Abstract (eng)
Bogdan Bogdanović (born 1922) is one of the most distinguished architects of memorials and architecture theoreticians in Ex-Yugoslavia. In 2005 he brought his papers to the collection of the Architekturzentrum Wien. In doing so, he made a living donation of over 12,500 sketches, plans and architectural fantasies on paper as well as extensive photographic documentation accessible to a broad circle of researchers. This generous gift has also provided an opportunity to host the most extensive retrospective by the architect held to date in the spring of 2009 in Architekturzentrum’s “Alte Halle”. The key focus in the exhibition was on the memorial architecture: long-term experiments where linear chronologies, sometimes even the execution itself, played a subordinate role. For Bogdanović also made drawings of the relevant building after its completion, creating, as he aptly put it, graphic novels; a similar approach is taken in his housing developments, some of which were utopian in character.
One should bear in mind the fact that following Tito's break with Stalin (in 1948) Yugoslavian society became increasingly liberal and advancements were made towards the West. To separate itself from the Eastern Bloc, the young socialist state was searching for a new visual identity. What form should the commemoration take of those who fell in World War II and the victims of fascism? There was a need for more than a Socialist realist approach or abstract sculpture, whose last hour had also come in the states of the Warsaw Pact. Bogdan Bogdanović decided on a transcivilisational architectural language free of ideology. By the beginning of the 1980s nineteen commemorative sites had been completed, scattered throughout the former Yugoslavia. The untiring draughtsman developed new formal solutions for each of these locations in a dialogue with the local specifics. Seeing himself as an architect of the Old School, he placed great value on the interaction with the stonemasons. It is, above all, up to the visitors to read the histories in Bogdanović's cenotaphs, tumuli, gateways and iconic urban representations. Being imprinted by the surrealism, the architect himself seldom interpreted these locations, which are inviting places to linger and for contemplation. Everybody provides their own exegesis, everybody's memories are equally valid.
Both of the realised housing projects at the outskirts of Belgrade – a housing estate (1953) and an adaptation of a Villa (1961) – bear testimony to Bogdanović's search for a formula of his own in the period of a modernist recidivism in the architecture sector. Both in the recourse to traditional, apparently obsolete building materials as well as in his preference for the ornament, his approach is reminiscent of that of Jože Plečnik. Bogdanović made no secret of his admiration for the Slovenian architect.

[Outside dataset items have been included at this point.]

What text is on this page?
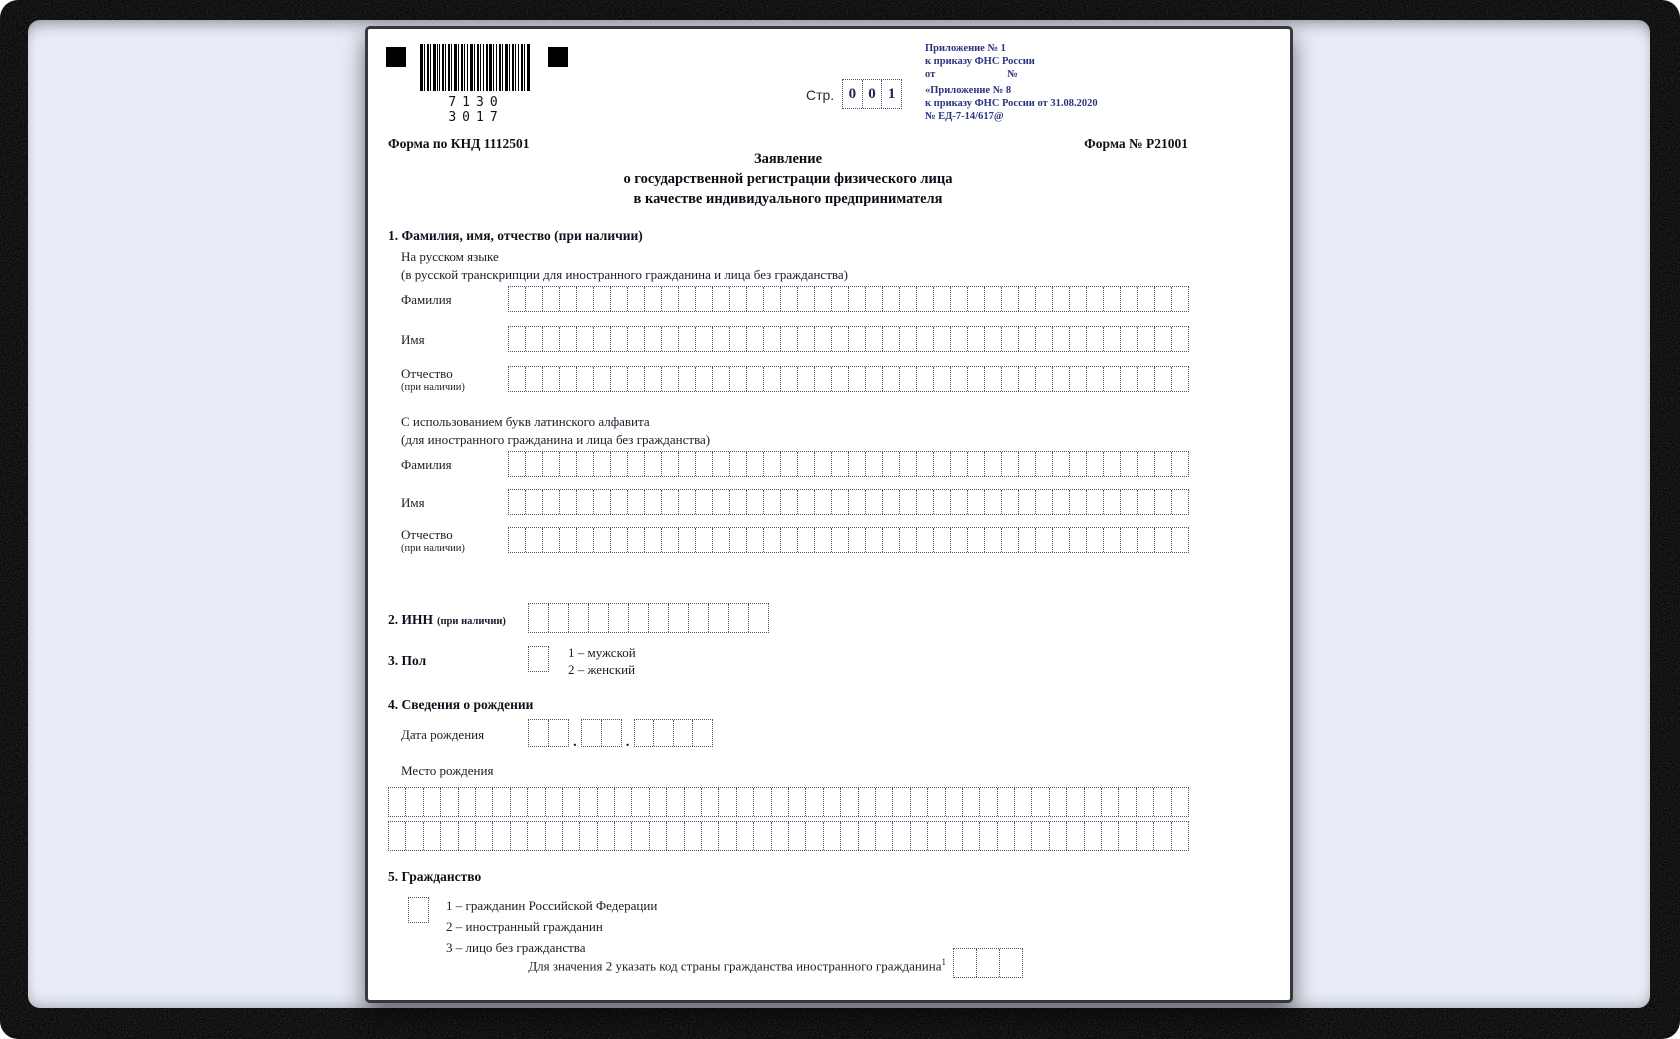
7130 3017
Стр. 0 0 1
Приложение № 1
к приказу ФНС России
от	№
«Приложение № 8
к приказу ФНС России от 31.08.2020
№ ЕД-7-14/617@
Форма по КНД 1112501	Форма № Р21001
Заявление
о государственной регистрации физического лица
в качестве индивидуального предпринимателя
1. Фамилия, имя, отчество (при наличии)
На русском языке
(в русской транскрипции для иностранного гражданина и лица без гражданства)
Фамилия
Имя
Отчество
(при наличии)
С использованием букв латинского алфавита
(для иностранного гражданина и лица без гражданства)
Фамилия
Имя
Отчество
(при наличии)
2. ИНН (при наличии)
3. Пол
1 – мужской
2 – женский
4. Сведения о рождении
Дата рождения	.	.
Место рождения
5. Гражданство
1 – гражданин Российской Федерации
2 – иностранный гражданин
3 – лицо без гражданства
Для значения 2 указать код страны гражданства иностранного гражданина$^1$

Led by the notion that the oldest architectural writings are of a conceptual and not a physical nature, in 1973 Bogdanović launched in his function as professor of the Architecture Faculty in Belgrade a course on 'symbolic forms'. The aim was not to create a canon of the symbols, i.e. a catalogue of empty insignia, students were encouraged to engage in developing independent imagery of their own that would clearly correspond with archetypes from a shared human consciousness.

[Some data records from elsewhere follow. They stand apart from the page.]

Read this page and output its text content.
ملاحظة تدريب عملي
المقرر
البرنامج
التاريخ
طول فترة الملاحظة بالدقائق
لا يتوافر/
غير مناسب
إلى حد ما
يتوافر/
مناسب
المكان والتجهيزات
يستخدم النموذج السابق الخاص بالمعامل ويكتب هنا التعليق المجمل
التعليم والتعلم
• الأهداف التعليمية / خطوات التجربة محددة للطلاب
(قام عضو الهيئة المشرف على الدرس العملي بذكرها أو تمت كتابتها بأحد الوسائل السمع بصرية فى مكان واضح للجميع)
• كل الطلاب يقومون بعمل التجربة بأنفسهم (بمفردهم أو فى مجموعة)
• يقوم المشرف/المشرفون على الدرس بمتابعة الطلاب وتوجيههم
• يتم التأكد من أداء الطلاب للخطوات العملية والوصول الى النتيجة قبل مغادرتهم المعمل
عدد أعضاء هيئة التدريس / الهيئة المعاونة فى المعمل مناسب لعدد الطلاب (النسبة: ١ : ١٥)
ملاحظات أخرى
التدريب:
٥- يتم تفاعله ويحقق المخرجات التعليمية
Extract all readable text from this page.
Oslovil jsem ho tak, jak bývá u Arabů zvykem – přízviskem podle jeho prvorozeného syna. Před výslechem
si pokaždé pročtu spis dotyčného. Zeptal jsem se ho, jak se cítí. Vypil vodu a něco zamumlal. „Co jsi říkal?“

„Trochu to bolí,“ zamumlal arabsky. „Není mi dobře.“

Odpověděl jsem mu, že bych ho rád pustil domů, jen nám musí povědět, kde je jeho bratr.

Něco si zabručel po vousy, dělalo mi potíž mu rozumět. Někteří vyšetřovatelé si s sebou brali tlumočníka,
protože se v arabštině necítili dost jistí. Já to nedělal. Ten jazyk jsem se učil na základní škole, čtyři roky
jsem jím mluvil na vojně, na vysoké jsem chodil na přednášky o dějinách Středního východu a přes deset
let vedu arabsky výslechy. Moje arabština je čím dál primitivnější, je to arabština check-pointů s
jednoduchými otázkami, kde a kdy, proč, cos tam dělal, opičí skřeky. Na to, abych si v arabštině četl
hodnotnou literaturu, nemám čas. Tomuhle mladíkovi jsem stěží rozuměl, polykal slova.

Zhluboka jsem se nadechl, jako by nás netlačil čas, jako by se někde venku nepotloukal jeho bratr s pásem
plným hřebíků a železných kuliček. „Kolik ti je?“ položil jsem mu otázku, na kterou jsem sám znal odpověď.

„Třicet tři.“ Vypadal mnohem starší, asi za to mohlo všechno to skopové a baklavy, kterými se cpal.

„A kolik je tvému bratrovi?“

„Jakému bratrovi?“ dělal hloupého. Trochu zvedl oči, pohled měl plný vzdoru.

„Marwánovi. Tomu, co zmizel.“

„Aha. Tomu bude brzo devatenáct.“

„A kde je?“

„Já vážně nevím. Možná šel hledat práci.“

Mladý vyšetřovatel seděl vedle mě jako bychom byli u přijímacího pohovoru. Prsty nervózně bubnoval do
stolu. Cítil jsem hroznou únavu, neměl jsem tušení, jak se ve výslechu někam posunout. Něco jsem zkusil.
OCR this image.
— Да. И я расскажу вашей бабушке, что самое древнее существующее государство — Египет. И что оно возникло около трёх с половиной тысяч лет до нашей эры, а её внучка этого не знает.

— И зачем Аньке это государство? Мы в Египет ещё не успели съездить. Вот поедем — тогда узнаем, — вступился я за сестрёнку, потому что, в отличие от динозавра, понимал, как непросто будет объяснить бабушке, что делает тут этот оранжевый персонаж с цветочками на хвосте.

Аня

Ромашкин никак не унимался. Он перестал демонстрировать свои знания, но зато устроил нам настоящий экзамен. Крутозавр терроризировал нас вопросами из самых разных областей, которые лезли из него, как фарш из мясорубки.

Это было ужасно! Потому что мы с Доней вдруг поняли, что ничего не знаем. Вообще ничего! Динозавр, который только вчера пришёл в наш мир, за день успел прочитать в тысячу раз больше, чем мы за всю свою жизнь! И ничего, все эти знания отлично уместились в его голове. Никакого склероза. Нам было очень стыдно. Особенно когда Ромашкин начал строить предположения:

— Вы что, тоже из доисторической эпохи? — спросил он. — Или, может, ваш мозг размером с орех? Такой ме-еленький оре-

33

Bogdanović’s first book, Small Urbanism, was compiled from a newspaper column. Like Gordon Cullen in Townscapes, he promoted the perspective of the individual as the scale for all urban interventions. Also, and above all, Bogdanović excelled as a surrealist exegete of the classical curriculum. Among his most stimulating texts are The Circle with Four Corners, a neo-Pythagorean treatise, and The Book of Capitals — the latter being captivating, with its considerable portion of neologisms and its illustrations. The ego-documents of this kind, records as well as the interviews with the architect enabled the autor to compile the first catalogue raisonné of Bogdanović’s architectural and illustration projects also included in the present dissertation.